In response to Recommendation 4.13 (systematic review and publicizing of all postmarket study results), Dr. Franson agreed that regular CDER review and dissemination of postapproval benefit–risk assessments would enable a more thoughtful approach to communicating benefit–risk information. Not only can a one-time adverse event frighten as much as warn the public, but the burden of proof for safety is usually only a single adverse event, in contrast to the randomized controlled study that is required to establish benefit. Drs. Galson and Unger reported that the FDA plans to publish a newsletter on the agency’s website that will include summaries of the methods and results of postmarket drug reviews; given the proprietary nature of most predecisional information, however, this will be done on a case-by-case basis.

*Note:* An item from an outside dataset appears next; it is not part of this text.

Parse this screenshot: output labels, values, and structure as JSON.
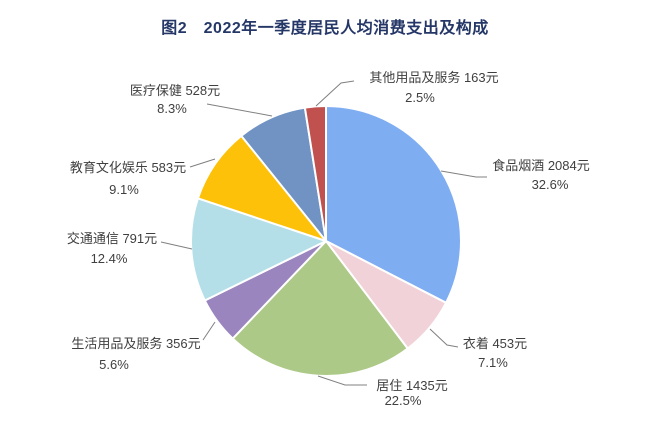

In response to Recommendation 5.4 (evaluation of all data on NMEs within 5 years following approval), the FDA initiated a pilot program to examine whether a periodic review of all data at 18 months postapproval can adequately identify potential safety issues and whether more frequent reviews are needed. Dr. Temple reported that this will be a resource-intensive effort, as it will involve reviewing all data sources (e.g., the Adverse Event Reporting System, further trials, literature reports) and will require using informed human judgment in addition to the data. The pilot program involves four NMEs, whose names the FDA has not yet made public. The reviews will be conducted consecutively using currently available staff and budgeted resources (i.e., review divisions and OSE). Dr. Franson stressed that it is important to look at the information accrued throughout a product’s life cycle, not just through 18 months or 5 years. The above reviews raise questions about how standards will be set and what actions will be taken based on these reviews.